Derajat kesalahan kedua ialah “salah dengan motif kesengajaan”, semisal mencuri aset perusahaan, menggelapkan keuangan perusahaan, dan kesalahan-kesalahan didorong oleh suatu niat batin sang pekerja/buruh. Dalam kategori kesalahan derajat kedua ini, pengusaha dapat mem-PHK tanpa sepenuhnya diberikan hak-hak normatif sebagaimana pekerja yang di-PHK karena kelalaiannya.
PEMBAHASAN:
Sebagai ilustrasi, dapatlah kita merujuk pada putusan Mahkamah Agung RI sengketa hubungan industrial register Nomor 406 K/Pdt.Sus-PHI/2016 tanggal 15 Juni 2016, perkara antara:
- INDOFOOD cq. PT INDOMARCO ADI PRIMA, sebagai Pemohon Kasasi dahulu Tergugat; melawan
- RUDI SETIADI, selaku Termohon Kasasi dahulu Penggugat.

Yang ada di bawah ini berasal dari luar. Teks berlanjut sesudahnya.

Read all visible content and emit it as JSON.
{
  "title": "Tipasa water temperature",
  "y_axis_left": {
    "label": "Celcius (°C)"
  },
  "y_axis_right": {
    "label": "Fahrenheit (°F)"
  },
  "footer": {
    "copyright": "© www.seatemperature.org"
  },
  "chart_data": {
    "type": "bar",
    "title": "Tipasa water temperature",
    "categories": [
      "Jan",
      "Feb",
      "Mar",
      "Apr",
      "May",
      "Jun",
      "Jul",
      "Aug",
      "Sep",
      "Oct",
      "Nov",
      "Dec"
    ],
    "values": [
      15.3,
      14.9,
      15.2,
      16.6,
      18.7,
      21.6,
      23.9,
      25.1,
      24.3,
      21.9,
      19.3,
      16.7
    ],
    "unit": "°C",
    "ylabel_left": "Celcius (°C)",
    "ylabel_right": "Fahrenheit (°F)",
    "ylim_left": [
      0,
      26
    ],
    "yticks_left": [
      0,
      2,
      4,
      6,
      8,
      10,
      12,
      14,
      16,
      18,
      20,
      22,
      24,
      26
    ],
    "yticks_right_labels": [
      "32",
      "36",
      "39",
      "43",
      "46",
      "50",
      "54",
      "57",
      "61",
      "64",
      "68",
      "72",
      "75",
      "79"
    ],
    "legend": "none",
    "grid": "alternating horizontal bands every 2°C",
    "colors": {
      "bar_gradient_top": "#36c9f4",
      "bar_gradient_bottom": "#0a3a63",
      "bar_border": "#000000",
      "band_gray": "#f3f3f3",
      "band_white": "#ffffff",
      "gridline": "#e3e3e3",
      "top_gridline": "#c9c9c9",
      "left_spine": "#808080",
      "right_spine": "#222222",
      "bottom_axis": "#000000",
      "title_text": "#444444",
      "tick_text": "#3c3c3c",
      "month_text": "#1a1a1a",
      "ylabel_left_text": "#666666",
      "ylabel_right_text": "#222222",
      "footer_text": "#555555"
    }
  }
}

Penggugat adalah karyawan Tergugat pada PT. Indomarco Adi Prima Labuan Pandeglang, dengan jabatan sebagai Sales Supervisor, sejak 27 Agustus 1990 sampai dengan diputus hubungan kerja oleh Tergugat 1 Mei 2015, dengan masa kerja 24 tahun 9 bulan.
Selama masa kerja tersebut, Penggugat belum dan/atau tidak pernah mendapat teguran baik secara lisan maupun secara tertulis, yang merupakan suatu prestasi yang patut diakui. Namun pada tanggal 28 April 2015 tanpa dilandasi alasan yang jelas, Penggugat dimutasikan ke Cabang Tangerang.
Secara beruntun, pada tanggal 1 Mei 2015 Penggugat diputus hubungan kerja, dengan hanya merujuk kepada Perjanjian Kerja Bersama (PKB) yang tidak dapat dibuktikan terlebih dahulu kebenarannya. Sementara bila kita mengutip ketentuan Undang-Undang Nomor 13 Tahun 2003 Pasal 124 ayat (3), disebutkan: isi Perjanjian Kerja Bersama yang bertentangan dengan peraturan perundang-undangan, maka ketentuan yang bertentangan tersebut batal demi hukum dan yang berlaku adalah ketentuan dalam peraturan perundang-undangan.
Sementara kaidah dalam Pasal 161 Ayat (1) UU No. 13 Tahun 2003 menyatakan, dalam hal pekerja/buruh melakukan pelanggaran ketentuan yang diatur dalam Perjanjian Kerja, Peraturan Perusahaan, atau Perjanjian Kerja Bersama, pengusaha dapat melakukan Pemutusan Hubungan Kerja setelah kepada pekerja/buruh yang bersangkutan diberikan Surat Peringatan pertama, kedua dan ketiga secara berturut-turut.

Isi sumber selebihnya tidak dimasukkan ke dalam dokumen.